Listen to this article
Approximately 5 minutes
The audio version of this article was created using artificial intelligence technology. Pronunciation errors may occur. We work with our partners to continually analyze and improve results.
How it happens7:45Sniffing cities: How this researcher is using a 'smell walk' to map the scents of the world
University of Kent researcher Kate McLean-Mackenzie conducts “smell walks” in different cities.
According to her, during a scent walk, all information about the environment must pass through the nose. Participants are asked to concentrate on what they can feel both at a distance and up close.
While it may seem strange to some to deliberately sniff your way while walking through a city center, McLean-McKenzie believes places should be experienced through the nose as well as the eyes.
“You refocus your perception of the world,” McLean-Mackenzie said. How it happens guest presenter Paul Hunter. “It really changes the way you think about places. It makes you slow down and you kind of see places in a new light when you smell them.”
McLean-Mackenzie has spent the last 15 years analyzing and recording the smells of 40 cities around the world for her upcoming book. Atlas of aromas and smells.
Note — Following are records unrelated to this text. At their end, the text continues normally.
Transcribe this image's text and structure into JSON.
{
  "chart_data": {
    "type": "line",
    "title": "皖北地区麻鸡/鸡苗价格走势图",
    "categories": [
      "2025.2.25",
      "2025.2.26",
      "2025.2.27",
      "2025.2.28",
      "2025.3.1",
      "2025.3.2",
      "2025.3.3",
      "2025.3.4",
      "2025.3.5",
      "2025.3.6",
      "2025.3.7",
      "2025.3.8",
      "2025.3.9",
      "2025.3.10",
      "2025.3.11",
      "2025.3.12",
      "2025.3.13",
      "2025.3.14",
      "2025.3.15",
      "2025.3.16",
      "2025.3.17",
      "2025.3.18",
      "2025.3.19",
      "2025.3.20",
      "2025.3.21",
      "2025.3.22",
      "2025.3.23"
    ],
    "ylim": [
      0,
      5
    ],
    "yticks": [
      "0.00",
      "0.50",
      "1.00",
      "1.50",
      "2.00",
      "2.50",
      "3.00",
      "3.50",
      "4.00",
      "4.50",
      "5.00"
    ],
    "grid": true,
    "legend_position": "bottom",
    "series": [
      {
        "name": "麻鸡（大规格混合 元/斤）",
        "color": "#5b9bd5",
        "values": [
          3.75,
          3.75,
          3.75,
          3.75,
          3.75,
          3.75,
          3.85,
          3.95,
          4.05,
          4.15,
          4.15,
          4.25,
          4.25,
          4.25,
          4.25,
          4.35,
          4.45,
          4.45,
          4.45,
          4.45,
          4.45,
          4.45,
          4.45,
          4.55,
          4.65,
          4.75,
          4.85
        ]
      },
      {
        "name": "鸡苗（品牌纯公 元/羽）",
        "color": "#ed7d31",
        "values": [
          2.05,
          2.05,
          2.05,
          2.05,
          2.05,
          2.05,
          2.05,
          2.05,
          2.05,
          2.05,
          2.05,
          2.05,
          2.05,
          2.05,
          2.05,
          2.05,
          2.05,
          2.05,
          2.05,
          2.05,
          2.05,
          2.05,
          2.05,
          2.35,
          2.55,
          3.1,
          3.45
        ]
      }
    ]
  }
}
What is a “scent landscape”?
McLean-McKenzie says she's mapping these “smellscapes” using data she and other participants collect on their scent walks in different locations around the world.
The scent landscape, she says, is “the olfactory equivalent of the visual landscape.”
“So if you think that when you actually look out, you can see everything that's in your field of vision, you can scan from left to right, you look beyond the horizon, you look down and you see everything that's in those perspectives. Smell is the same thing,” she said. “It’s something that comes to your mind nearby where you are.”
Have you ever wondered what Antarctica smells like? In the Maclean-Mackenzie atlas, it is the leathery smell of a dead seal mixed with the smell of heavy machinery used at the Rothera Research Station where the data was collected.

Then there's Kyiv, Ukraine, where she conducted her research nine years ago. At the time, she said, the town smelled of its own history: the pine forest in which it was built blended with the river and “moments of summer in the middle of winter,” marked by “strange bits of moss and green.”
Nearly four years after Russia invaded Ukraine, McLean-Mackenzie realizes that Kyiv probably smells very different now. That's why she says it's important to preserve these scent records.
“As times, places, industries change, smells will change too,” McLean-McKenzie said. “And I just think it’s great to have a record, both visual and verbal, of what these cities smelled like.”

The map also reflects the ephemeral nature of smells.
McLean-Mackenzie remembers walking through Montreal at 5:30 a.m. on a cold, wet morning. She recorded the “early smells” of trees, leaves on the ground, damp earth and coffee “that really filled” the air.
As the morning progressed and the group moved deeper into the city, these aromas gave way to more “traditional city smells”—warm notes of “coffee, bagels, food trucked in.”
More than just a scent
McLean-McKenzie says she knows scent is subjective and that not everyone on a scent walk will agree with the smells they pick up in a particular location. But when they agree, she says, that's when the real magic happens. happens.
“When someone says, 'I smelled that,' and then someone says, 'Oh, I smelled that too,' you start to see this amazing connection and how we smell very similar smells very often,” she said.
McLean-McKenzie says that aside from the novelty of identifying and cataloging the heady bouquets of city life, the work also aims to capture how scents make people feel..
And that's what makes her smell, she says, 15 years later.
“The stories that come out of it are just magical,” she said. “Everyone has a scent story that they're very moved by, so there's an emotion attached to it, there's an idea of special places, and there's a beautiful idea of the complexity of the scent landscape, which means that no one place smells like just one thing.”
When asked to name her favorite scent, McLean-McKenzie didn't hesitate.
“The garden shed,” she said firmly. “Ahh, the inside of a garden shed is amazing. There's the lawnmower, there's the grass clippings, maybe a little creosote, there's the warmth of the asphalt on the roof and a little bit of the actual wood that the garden shed is made from.”